HM Prison Service to pilot Downton-inspired 'Jolly Nice Gaols'

Ed Williamson

22nd October 2012

The prison in which Bates is serving his time in Downton Abbey is so wonderfully nice and cosy that HM Prison Service is to trial a new facility based on it, a spokesperson has confirmed.

Despite claiming with ear-melting constancy for years that prisons are like holiday camps, the British public has been won over by the spiffing condition of the prison in which Downton Abbey's John Bates is doing his time, and HM Prison Service has today announced a new initiative in reaction.

A spokesperson announced:

Obviously Downton has made us all take a long, hard look at ourselves, and we've realised that prisons can be places where all the inmates wear pristine fluffy grey uniforms and never utter a swearword worse than 'perishing'.
At the pilot Jolly Nice Gaol, mornings will see inmates enjoy a breakfast of hot buttered crumpets with lashings of raspberry jam or marmalade, before two hours of free time in which activities such as shove ha'penny, piano recitals and charades will be laid on.

Bates upbraids a ruffian who tried to make off with his pumice stone.

In the afternoons, prisoners will be expected to read improving books in the library or play croquet in the grounds.

The spokesperson warned, however:

Don't think this means a free ride for transgressors, though.
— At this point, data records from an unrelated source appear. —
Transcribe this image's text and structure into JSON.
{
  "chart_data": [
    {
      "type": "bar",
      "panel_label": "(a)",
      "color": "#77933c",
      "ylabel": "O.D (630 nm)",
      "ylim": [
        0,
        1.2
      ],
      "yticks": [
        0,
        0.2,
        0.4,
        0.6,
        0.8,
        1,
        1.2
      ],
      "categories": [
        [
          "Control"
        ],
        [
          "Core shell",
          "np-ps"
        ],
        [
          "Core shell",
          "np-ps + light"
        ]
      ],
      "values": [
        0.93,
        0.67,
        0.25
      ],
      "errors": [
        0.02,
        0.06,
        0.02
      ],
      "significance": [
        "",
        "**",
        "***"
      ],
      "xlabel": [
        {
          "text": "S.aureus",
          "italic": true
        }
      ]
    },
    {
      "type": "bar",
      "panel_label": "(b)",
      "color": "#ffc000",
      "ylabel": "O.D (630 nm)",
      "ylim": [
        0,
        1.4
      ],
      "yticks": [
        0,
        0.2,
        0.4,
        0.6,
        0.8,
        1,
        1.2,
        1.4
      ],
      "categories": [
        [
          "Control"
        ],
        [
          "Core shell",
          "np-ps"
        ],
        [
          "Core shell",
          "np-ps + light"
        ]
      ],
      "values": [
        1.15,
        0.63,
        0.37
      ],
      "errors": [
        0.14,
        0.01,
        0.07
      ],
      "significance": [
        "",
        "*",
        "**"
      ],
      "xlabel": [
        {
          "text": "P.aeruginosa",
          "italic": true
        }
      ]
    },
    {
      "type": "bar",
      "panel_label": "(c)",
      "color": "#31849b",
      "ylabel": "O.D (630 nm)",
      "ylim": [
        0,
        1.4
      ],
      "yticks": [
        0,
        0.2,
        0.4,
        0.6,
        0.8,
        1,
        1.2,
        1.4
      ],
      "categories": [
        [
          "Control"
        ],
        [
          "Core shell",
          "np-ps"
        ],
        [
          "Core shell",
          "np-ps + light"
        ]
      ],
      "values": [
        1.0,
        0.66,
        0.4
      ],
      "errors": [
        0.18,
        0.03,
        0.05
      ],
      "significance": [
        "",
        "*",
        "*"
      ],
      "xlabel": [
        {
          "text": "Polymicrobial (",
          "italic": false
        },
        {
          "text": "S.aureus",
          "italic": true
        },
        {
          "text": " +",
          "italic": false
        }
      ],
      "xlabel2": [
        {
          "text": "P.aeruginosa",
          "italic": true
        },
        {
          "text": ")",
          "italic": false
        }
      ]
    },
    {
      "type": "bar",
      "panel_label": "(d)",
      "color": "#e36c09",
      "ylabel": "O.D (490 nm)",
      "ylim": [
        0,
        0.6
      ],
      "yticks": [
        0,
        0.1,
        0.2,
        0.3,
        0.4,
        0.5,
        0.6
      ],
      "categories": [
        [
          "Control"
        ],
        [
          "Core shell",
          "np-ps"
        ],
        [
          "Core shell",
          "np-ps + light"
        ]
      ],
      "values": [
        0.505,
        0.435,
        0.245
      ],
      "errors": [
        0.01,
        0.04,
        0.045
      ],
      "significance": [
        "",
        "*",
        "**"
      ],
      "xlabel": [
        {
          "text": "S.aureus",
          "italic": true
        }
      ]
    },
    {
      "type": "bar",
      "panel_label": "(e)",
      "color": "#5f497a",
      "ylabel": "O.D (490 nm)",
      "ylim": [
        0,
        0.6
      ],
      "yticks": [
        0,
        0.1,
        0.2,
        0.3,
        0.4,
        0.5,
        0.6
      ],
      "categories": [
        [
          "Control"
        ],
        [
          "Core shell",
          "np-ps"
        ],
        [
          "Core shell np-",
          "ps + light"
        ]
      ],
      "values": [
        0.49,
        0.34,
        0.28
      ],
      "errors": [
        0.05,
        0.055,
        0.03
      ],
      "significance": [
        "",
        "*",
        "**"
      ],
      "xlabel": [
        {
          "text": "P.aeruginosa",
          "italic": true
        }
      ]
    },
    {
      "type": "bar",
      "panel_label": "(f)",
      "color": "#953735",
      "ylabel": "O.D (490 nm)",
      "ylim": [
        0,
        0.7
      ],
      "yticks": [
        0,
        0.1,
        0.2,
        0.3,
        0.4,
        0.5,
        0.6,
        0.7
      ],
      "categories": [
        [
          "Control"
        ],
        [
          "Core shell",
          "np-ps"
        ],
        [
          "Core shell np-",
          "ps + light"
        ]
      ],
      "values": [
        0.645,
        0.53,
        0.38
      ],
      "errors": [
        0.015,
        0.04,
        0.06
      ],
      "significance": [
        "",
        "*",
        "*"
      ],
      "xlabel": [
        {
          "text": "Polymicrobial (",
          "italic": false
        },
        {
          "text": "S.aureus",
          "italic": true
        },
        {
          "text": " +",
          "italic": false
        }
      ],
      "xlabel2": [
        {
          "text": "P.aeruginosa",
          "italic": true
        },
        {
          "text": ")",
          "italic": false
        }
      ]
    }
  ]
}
A code of conduct will be in place. Say an up-to-no-gooder attempted to pilfer the last piece of Battenburg from the prison pantry, for example: they'd be denied lawn tennis privileges for a week. Possibly two.

Bates demonstrates how prisoners might spend their free time: writing a letter to the editor of The Times expressing concern at proposed changes to the lbw rule.

In further tough measures, prisoners will also be expected to attend elocution lessons in order to root out and eliminate any habit of using double negatives, as well as remove their cloth caps whenever addressed by a guard or anyone of a higher social class in order to instil a sense of their position in the natural order.

Downton creator Julian Fellowes expressed surprise at the development.

"You mean to say prisons are a real-life thing that people actually go to?" he said to an interviewer. "I had no idea they existed in real life. I thought we just shot people as soon as their income dropped below a certain level and had done with it."